Gesperrte Militär-Zonen, Outposts & Siedlungen (3/5)

Verfasst von - 15. Juli 2019 - Aktuell vor Ort, Archiv

Dies ist der dritte Blogbeitrag einer Freiwilligen aus Österreich, die auf Einsatz mit EAPPI ist. Insgesamt bauen fünf Blogbeiträge aufeinander auf. Hier geht’s zu dem ersten Beitrag: In den Hügeln von Ein Ar Rashash: Schutz durch Anwesenheit in der West Bank und zu dem zweiten Beitrag: “Selig, die das Recht bewahren, die Gerechtigkeit üben zu jeder Zeit” (Psalm 106,3).

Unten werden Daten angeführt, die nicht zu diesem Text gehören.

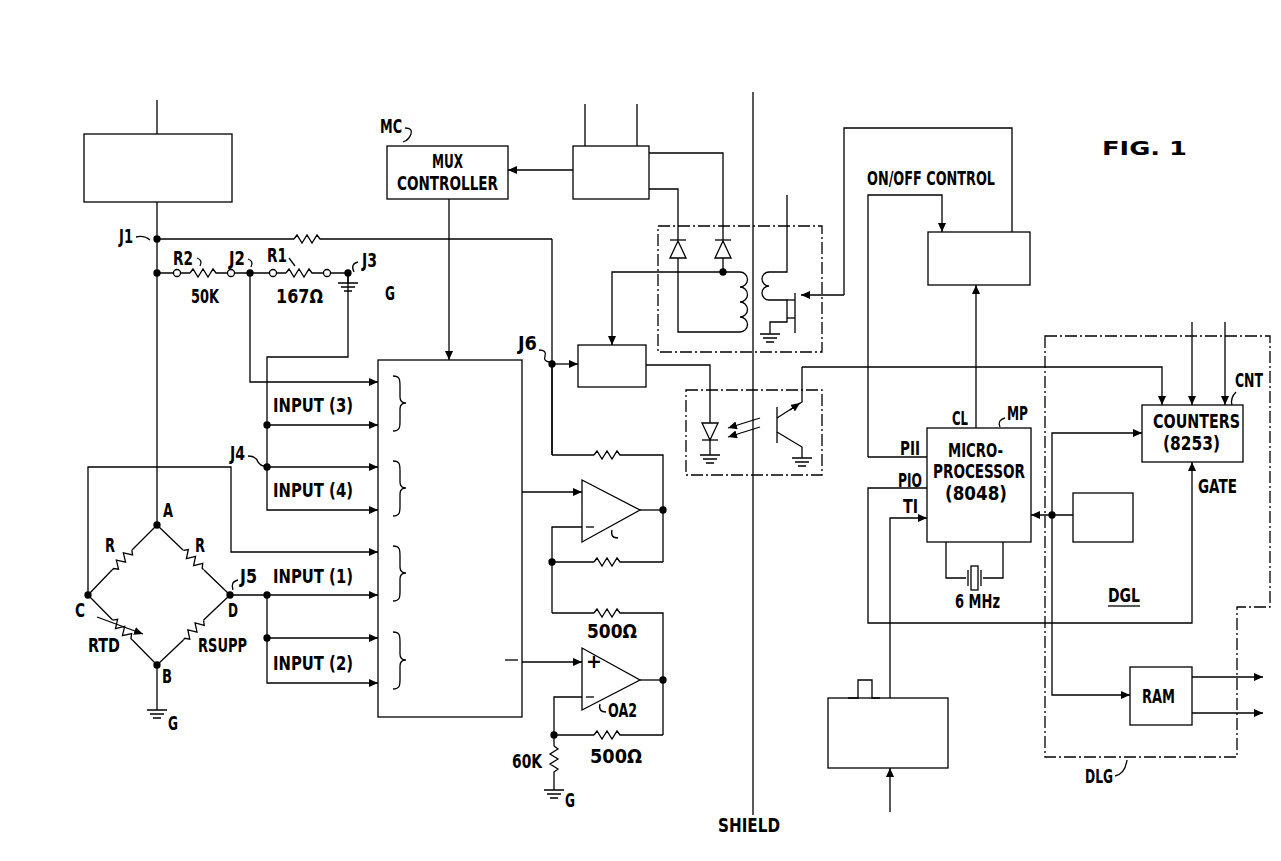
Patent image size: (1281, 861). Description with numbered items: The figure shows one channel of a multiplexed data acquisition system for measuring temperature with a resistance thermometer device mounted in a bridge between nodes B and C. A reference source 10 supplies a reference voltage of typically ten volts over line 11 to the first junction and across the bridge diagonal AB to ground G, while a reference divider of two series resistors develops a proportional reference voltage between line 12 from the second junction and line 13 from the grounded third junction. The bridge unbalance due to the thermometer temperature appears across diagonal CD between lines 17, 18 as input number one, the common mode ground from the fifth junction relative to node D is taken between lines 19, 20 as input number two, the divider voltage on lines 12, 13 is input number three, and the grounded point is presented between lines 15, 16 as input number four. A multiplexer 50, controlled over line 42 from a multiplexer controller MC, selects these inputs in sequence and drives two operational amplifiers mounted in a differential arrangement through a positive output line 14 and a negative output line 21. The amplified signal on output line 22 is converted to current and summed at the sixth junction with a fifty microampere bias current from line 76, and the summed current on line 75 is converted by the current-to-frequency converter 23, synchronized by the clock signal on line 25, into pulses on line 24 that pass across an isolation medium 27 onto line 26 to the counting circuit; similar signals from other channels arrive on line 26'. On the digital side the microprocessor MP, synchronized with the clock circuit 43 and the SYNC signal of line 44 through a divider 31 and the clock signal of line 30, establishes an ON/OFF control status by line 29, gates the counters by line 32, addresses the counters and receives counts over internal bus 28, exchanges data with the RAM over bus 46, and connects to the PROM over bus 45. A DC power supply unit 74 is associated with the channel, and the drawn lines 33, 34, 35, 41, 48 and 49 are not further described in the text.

The reference source 10 is at (192, 134).
The line 11 is at (162, 224).
The line 12 is at (316, 382).
The line 13 is at (311, 431).
The positive output line 14 is at (552, 488).
The line 15 is at (306, 455).
The line 16 is at (322, 515).
The line 17 is at (250, 552).
The line 18 is at (302, 601).
The line 19 is at (301, 635).
The line 20 is at (297, 692).
The negative output line 21 is at (552, 658).
The output line 22 is at (665, 500).
The current-to-frequency converter 23 is at (586, 342).
The line 24 is at (715, 378).
The line 25 is at (609, 301).
The line 26 is at (1015, 374).
The line 26' is at (1169, 358).
The isolation medium 27 is at (822, 408).
The internal bus 28 is at (1087, 432).
The line 29 is at (871, 362).
The clock signal line 30 is at (978, 336).
The divider 31 is at (1034, 256).
The line 32 is at (867, 608).
The 60 Hz input line 33 is at (892, 789).
The convert to TTL level circuit 34 is at (921, 698).
The TTL signal line to T1 35 is at (890, 670).
The power line to mux controller 41 is at (556, 168).
The line 42 is at (449, 303).
The clock circuit 43 is at (645, 236).
The SYNC signal line 44 is at (956, 128).
The bus 45 is at (1057, 510).
The bus 46 is at (1050, 588).
The RAM output line 48 is at (1203, 675).
The RAM output line 49 is at (1193, 718).
The multiplexer 50 is at (388, 359).
The DC power supply unit 74 is at (647, 146).
The line 75 is at (556, 380).
The line 76 is at (551, 274).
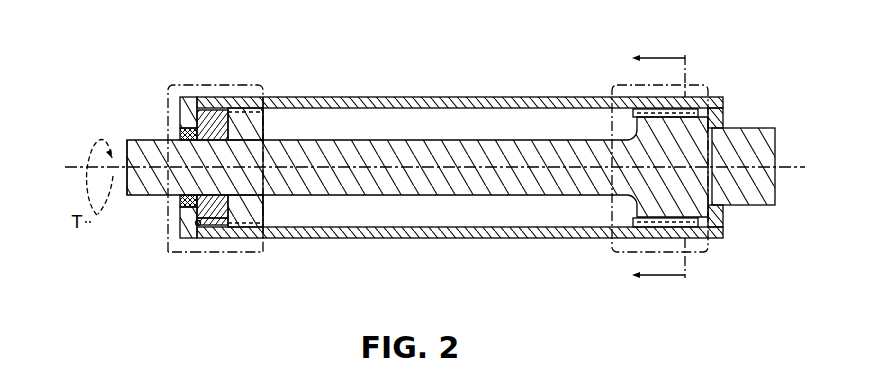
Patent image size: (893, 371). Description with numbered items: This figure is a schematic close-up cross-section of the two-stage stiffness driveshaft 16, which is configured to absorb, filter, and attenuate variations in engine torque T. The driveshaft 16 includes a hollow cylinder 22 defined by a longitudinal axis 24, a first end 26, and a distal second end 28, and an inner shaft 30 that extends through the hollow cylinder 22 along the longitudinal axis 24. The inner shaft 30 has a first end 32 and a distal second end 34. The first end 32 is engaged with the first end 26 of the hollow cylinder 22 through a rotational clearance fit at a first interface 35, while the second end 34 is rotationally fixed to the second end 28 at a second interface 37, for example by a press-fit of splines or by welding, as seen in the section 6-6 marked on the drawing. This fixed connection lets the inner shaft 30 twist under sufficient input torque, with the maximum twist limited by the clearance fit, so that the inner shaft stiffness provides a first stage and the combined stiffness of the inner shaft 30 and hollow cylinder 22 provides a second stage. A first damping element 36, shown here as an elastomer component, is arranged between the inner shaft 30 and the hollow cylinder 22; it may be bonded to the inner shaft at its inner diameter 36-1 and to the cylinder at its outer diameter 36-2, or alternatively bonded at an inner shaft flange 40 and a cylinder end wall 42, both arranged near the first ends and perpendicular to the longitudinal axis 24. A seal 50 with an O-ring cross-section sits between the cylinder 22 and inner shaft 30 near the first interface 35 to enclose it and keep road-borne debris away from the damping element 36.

The section 6- 6 is at (658, 167).
The driveshaft 16 is at (160, 105).
The hollow cylinder 22 is at (486, 97).
The longitudinal axis 24 is at (82, 166).
The first end 26 is at (178, 200).
The second end 28 is at (717, 240).
The inner shaft 30 is at (472, 196).
The first end 32 is at (123, 142).
The second end 34 is at (760, 128).
The first interface 35 is at (265, 246).
The first damping element 36 is at (220, 203).
The inner diameter 36-1 is at (205, 195).
The outer diameter 36-2 is at (207, 226).
The second interface 37 is at (616, 232).
The inner shaft flange 40 is at (237, 123).
The cylinder end wall 42 is at (196, 225).
The seal 50 is at (183, 134).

Mit dem Beginn des muslimischen Fastenmonates Ramadan steigen auch die Temperaturen in Ein Ar Rashash. Die Eltern der BeduinInnenfamilie fasten, ihre ältesten Söhne übernehmen es die Ziegen zu weiden. Ein Hirtentag beginnt für uns nun sehr früh am Morgen. Was uns aber wunderschöne Sonnenaufgänge über den Bergen Jordaniens beschert, die die ganze Landschaft in intensiv rotes Licht tauchen. Zusammen mit Abu Rahed begleiten wir seinen Sohn für mehrere Stunden, bis dieser mit den Ziegen tiefer in eine Schlucht absteigt, in der es unterirdische Quellen zum Tränken der Tiere gibt. Hierin folgen ihnen die SiedlerInnen nicht mehr. Wir kehren mit Abu Rahed ins BeduinInnendorf zurück. Er und seine Frau lassen es sich nicht nehmen uns mit Tee, frischem Brot, selbstgemachtem Käse und geschnittenem Gemüse zu bewirten – obwohl sie selbst fasten.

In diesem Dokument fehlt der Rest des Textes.